Salah satu kaidahnya seperti “la dharar wa la dhirar”—yang dengan tegas mengatakan bahwa ibadah tidak boleh berbahaya bagi dirinya atau membahayakan orang lain. Apa pun yang melanggar pakem ini, mesti diatur lagi sedemikian rupa. Jika tidak mampu berdiri, seorang Muslim dapat menjalankan shalat dengan duduk, berbaring dan seterusnya. Ataupun terkait ibadah haji, salah satu syaratnya adalah perjalanan yang dijamin aman. Oleh karenanya, haji ditiadakan untuk sementara waktu di masa wabah ini, karena berpotensi membahayakan nyawa.
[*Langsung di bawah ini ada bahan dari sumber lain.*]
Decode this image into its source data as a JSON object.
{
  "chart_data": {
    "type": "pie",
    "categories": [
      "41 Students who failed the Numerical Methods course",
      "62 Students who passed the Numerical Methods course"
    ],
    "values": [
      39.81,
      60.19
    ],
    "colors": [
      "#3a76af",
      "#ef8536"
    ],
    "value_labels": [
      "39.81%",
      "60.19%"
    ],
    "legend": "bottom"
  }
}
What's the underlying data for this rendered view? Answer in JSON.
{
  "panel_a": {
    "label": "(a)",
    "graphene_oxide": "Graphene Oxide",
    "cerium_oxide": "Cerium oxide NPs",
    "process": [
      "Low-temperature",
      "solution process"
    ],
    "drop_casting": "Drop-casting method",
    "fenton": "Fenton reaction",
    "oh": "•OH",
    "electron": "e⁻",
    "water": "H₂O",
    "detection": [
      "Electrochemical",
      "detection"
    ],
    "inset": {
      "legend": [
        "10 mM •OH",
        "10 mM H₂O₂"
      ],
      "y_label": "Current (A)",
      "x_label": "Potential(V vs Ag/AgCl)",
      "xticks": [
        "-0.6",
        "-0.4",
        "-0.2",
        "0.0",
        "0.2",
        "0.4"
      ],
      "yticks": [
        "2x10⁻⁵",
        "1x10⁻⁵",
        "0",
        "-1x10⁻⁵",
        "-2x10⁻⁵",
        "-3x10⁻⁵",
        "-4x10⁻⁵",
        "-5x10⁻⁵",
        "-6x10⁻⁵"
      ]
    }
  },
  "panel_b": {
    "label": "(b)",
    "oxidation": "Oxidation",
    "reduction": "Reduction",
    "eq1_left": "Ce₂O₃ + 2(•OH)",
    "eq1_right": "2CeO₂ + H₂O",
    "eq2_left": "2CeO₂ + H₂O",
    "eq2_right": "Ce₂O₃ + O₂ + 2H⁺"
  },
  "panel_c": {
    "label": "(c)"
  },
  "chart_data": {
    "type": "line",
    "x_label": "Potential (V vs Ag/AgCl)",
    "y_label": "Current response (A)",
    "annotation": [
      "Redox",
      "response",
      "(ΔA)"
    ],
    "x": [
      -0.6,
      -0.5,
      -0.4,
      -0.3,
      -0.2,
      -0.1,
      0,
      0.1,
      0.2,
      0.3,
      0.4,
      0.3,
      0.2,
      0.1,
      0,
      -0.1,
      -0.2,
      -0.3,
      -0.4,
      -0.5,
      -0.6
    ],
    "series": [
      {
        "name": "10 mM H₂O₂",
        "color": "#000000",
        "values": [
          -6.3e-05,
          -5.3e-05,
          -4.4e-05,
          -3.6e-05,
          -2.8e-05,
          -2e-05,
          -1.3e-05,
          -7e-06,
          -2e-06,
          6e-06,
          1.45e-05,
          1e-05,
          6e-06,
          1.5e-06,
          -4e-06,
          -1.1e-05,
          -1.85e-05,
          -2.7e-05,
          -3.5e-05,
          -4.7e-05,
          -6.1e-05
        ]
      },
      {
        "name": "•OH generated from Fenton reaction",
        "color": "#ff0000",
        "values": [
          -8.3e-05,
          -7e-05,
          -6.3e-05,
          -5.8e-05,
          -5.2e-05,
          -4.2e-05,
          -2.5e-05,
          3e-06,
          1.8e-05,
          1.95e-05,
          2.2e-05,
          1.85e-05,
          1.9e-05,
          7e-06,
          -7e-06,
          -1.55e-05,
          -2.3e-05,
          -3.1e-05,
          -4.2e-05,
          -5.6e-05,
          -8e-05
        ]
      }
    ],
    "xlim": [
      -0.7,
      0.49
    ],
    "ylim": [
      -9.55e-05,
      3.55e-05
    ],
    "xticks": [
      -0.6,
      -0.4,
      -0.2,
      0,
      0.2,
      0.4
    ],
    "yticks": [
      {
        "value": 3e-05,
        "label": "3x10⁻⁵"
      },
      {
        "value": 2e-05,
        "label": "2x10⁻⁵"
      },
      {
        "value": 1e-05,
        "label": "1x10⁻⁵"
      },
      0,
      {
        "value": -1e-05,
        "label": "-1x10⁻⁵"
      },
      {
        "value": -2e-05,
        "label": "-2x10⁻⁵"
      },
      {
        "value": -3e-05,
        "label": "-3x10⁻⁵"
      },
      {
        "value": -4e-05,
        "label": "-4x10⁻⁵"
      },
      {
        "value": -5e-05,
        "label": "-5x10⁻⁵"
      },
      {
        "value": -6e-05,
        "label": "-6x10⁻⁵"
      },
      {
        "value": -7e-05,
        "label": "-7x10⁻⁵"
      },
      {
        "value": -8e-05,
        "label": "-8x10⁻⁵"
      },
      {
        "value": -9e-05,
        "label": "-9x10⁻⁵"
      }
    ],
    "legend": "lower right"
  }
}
Wabah Covid-19 adalah musibah yang mengglobal. Ia akan menyerang siapa saja, tanpa pertimbangan umur, jabatan, gender, agama ataupun aliran. Covid-19 bukanlah “tentara Allah SWT” yang tidak berani untuk menyerang hamba-Nya yang saleh. Kesalehan bukan jaminan terhindar dari virus mematikan ini. Tentang hal itu, Allah SWT telah memperingatkan umat Islam, yang tertera dalam QS. al-Anfal ayat 25.

“Dan peliharalah dirimu dari siksa yang sekali-kali tidak hanya menimpa secara khusus orang-orang yang zalim di antara kamu. Dan ketahuilah bahwa Allah SWT sangat keras pembalasan-Nya”.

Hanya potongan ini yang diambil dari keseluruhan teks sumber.